SİYASET FELSEFESİNİN KAVRAMLARI
Birey: Bir toplumu oluşturan ve toplumun bir üyesi olan insandır.
Toplum: Temel ve sosyal ihtiyaçlarını karşılamak için bir araya gelen, birbirleriyle ilişki kuran, ortak bir kültürü paylaşan, aynı toprak parçası üzerinde yaşayan insan topluluğudur.
Sivil toplum: Devlet kurumlarının dışında kendini yönlendirebilen, hak ve özgürlüklerini savunabilen özgür ve özerk vatandaşlardan oluşan topluluklardır.
Devlet: Siyasi sınırları tespit edilmiş belirli bir toprak parçası üzerinde egemenliğe sahip en büyük siyasi kurumdur (örgütlenmedir). Kendini oluşturan insan topluluğu üzerinde denetim ve yaptırıma sahiptir. dersimiz.com
İktidar: Bir toplumda halkı yönetme gücüne sahip olan kişi ya da kişilerdir.
Yönetim: İktidarı elinde bulunduran kişi ya da grupların toplumu idare etmesidir.
Meşruiyet: İktidarı elinde bulunduranların, yönetme gücünü yasalara uygun olarak sürdürmeleridir.

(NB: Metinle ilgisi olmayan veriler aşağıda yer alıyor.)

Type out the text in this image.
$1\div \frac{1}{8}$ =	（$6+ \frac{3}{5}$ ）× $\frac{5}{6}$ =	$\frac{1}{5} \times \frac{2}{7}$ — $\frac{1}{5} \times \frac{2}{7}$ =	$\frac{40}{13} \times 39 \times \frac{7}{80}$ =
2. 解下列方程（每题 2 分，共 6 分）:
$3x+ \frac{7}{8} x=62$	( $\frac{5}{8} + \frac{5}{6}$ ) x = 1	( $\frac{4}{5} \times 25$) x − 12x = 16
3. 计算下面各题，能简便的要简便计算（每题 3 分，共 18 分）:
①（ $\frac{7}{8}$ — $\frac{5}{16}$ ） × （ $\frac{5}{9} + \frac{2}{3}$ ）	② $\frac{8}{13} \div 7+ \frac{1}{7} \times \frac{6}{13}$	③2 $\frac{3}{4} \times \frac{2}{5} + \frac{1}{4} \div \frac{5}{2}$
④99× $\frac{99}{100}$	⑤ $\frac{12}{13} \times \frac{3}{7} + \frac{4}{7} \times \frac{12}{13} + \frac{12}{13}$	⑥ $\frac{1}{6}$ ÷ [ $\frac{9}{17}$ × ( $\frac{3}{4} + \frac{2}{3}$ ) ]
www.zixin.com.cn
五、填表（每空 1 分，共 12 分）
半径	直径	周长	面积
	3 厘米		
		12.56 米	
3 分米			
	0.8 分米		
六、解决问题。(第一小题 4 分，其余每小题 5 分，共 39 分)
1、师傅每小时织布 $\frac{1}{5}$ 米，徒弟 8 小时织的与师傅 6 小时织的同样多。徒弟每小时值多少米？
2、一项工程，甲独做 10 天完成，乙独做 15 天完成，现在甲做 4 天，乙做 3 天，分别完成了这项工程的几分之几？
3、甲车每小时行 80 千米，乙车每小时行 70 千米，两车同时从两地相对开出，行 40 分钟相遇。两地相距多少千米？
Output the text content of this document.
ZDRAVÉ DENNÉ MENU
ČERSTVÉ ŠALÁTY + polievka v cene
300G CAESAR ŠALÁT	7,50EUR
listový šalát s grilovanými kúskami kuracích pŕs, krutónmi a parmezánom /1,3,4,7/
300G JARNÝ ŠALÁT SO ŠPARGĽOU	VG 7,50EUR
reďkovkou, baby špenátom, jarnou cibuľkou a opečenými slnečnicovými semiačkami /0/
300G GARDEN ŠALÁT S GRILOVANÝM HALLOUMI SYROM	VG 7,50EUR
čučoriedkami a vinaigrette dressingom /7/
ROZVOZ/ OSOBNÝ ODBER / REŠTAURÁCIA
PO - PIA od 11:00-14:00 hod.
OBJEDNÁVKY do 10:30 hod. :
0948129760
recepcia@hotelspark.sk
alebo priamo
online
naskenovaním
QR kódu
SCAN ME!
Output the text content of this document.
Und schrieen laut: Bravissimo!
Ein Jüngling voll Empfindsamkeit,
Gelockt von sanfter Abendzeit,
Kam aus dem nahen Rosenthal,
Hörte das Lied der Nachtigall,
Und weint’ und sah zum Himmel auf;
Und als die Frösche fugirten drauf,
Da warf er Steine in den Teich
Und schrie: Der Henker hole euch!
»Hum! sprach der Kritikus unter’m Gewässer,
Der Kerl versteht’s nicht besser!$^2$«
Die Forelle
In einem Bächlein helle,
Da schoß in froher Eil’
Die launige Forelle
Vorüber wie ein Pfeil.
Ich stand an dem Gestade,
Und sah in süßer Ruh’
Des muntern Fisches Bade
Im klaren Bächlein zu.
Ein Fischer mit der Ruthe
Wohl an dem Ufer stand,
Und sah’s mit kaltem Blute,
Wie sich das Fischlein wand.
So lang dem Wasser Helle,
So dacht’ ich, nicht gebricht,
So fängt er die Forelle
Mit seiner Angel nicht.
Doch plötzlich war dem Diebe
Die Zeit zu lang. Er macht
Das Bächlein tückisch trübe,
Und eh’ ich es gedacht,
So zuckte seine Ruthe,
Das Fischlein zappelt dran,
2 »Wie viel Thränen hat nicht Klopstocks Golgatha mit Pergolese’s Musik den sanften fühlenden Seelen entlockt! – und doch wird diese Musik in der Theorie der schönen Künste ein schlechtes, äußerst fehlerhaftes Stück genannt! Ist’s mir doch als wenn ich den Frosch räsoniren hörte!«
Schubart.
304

Bir eylemin yazılı yasaya, hukuka uygunluğudur.
Egemenlik: Devletin, iktidar gücünü hiçbir iç veya dış baskı olmadan kullanmasıdır.
Hak: Bireyin başka bireylerden veya kurumlardan isteyebileceği, talepte bulunabileceği her şeydir.
Hukuk: Gerek bireyler arası ilişkileri gerekse bireyin devlet ile olan ilişkilerini düzenleyen, yaptırım gücünü devletten alan yazılı kurallar ve yasalar sistemidir.
Yasa: Bireylerin toplum içindeki davranışlarını düzenleyen, buyruk niteliği taşıyan yazılı hukuk kurallarıdır.
Adalet: Herkese hak ettiğini vermektir.
Demokrasi: İnsan hak ve özgürlüklerinin anayasa ile güvence altına alındığı; katılıma, çoğulculuğa ve hukukun üstünlüğüne dayalı yönetim anlayışıdır.
İnsan Hakları: İnsanın doğuştan sahip olduğu dokunulamaz, vazgeçilemez haklarıdır.
Laiklik: Din işlerini devlet işlerinin dışında tutan yönetim anlayışıdır. Devletin bütün dinlere eşit mesafede olması ve inanç hürriyetinin güvence altına alınmasıdır.
Bürokrasi: Devletin, yasalarla belirlenmiş görevlerini yerine getiren memurların oluşturduğu hiyerarşik (kademeli) yapılanmadır.